Petani China Ciptakan Kapal Selam Buatan Sendiri yang Viral dan Menginspirasi
Teknologi
Robotika
18 Jul 2025
27 dibaca
2 menit
Rangkuman 15 Detik
Zhang Shengwu adalah contoh inovator yang mengubah impiannya menjadi kenyataan.
Big Black Fish menunjukkan potensi teknologi buatan sendiri di bidang maritim.
Media sosial dapat membantu menyebarkan inovasi dan menarik perhatian publik.
Zhang Shengwu adalah seorang petani berusia 60 tahun dari Hanshan County, provinsi Anhui, China, yang bermimpi membuat kapal selam sendiri setelah melihatnya di televisi. Ia menggunakan pengalaman bekerja sebagai tukang kayu, pengelasan, dan pekerja pelayaran untuk mewujudkan ide ini.
Dia memulai dengan mengumpulkan bahan-bahan dari pelat baja bekas, mesin, dan baterai dengan modal 5.000 yuan kemudian mulai merakit kapal selam pertama yang kecil dan hanya mampu menyelam 1 meter, walaupun bocor. Namun hal ini sudah cukup untuk mendapatkan paten nasional.
Setelah beberapa tahun belajar dan berinovasi, Zhang meluncurkan kapal selam kedua yang lebih besar bernama Big Black Fish. Kapal ini mampu menampung dua orang dan menyelam hingga kedalaman 8 meter dengan stabilisasi yang ditingkatkan menggunakan beton dan tangki air untuk mengontrol naik-turun kapal.
Video uji coba kapal selam ini menjadi viral di media sosial China, menarik perhatian banyak orang yang mengagumi keberanian dan kreativitas Zhang. Keberhasilan ini membuktikan bahwa dengan kegigihan dan ketekunan, impian yang terlihat mustahil dapat menjadi kenyataan.

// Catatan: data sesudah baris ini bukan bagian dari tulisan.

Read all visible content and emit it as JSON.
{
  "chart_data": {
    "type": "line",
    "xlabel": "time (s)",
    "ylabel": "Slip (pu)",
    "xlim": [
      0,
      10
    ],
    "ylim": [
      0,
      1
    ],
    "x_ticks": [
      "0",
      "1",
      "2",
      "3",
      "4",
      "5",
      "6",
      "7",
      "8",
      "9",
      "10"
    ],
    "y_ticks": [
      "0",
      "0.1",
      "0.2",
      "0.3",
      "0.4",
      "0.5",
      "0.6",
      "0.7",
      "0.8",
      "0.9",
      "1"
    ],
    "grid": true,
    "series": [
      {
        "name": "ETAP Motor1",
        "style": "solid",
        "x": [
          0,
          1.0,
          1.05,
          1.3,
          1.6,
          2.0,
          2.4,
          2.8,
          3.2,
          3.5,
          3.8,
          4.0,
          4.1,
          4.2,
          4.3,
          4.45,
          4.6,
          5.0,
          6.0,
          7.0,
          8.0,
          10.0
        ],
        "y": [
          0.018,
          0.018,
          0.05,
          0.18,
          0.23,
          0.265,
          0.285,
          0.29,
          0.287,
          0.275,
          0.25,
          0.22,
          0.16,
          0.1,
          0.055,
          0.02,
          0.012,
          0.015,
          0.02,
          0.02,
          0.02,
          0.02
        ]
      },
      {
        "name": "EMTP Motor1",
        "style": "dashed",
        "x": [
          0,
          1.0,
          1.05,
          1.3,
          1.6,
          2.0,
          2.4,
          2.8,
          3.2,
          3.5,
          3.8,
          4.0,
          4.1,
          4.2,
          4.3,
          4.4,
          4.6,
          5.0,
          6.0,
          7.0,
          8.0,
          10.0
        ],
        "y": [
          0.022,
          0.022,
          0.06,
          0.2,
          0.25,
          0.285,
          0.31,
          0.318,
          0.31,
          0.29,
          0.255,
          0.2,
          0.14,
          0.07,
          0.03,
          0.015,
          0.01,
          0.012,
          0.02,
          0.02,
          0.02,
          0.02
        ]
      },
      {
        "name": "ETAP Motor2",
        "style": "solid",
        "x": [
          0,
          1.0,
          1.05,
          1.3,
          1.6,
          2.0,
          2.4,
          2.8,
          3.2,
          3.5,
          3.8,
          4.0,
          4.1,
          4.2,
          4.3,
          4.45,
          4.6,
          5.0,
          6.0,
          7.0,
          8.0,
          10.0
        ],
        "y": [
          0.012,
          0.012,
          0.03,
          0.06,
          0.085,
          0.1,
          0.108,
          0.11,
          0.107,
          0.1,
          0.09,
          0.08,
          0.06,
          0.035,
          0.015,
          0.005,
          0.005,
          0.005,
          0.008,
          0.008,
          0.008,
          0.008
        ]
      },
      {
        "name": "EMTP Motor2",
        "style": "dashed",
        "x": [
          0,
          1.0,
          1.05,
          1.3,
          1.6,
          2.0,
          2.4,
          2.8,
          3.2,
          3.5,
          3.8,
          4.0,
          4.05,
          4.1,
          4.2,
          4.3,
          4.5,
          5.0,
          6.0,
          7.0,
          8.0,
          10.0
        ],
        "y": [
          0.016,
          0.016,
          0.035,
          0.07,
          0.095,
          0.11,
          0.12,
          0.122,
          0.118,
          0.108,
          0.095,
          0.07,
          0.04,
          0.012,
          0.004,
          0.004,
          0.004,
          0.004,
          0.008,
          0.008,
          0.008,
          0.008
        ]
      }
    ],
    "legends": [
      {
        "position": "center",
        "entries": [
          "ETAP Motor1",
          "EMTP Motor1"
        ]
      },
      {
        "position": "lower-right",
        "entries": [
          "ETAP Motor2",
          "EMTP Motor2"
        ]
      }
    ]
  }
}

Zhang berharap dapat terus mengembangkan kapal selam buatannya agar bisa menyelam lebih dalam dan menjalani perjalanan yang lebih jauh. Ia juga ingin memberikan inspirasi kepada masyarakat bahwa setiap orang seharusnya memiliki mimpi dan keberanian untuk mencoba mewujudkannya.
Analisis Ahli
insinyur kelautan
Inovasi DIY seperti ini menarik, namun kapal selam harus memenuhi standar keselamatan ketat agar dapat dioperasikan tanpa risiko tinggi bagi penumpangnya.ahli teknik material
Penggunaan bahan seperti baja bekas dan beton sebagai pemberat perlu dikaji ulang untuk memastikan kekuatan dan ketahanan terhadap tekanan air dalam kedalaman yang lebih tinggi.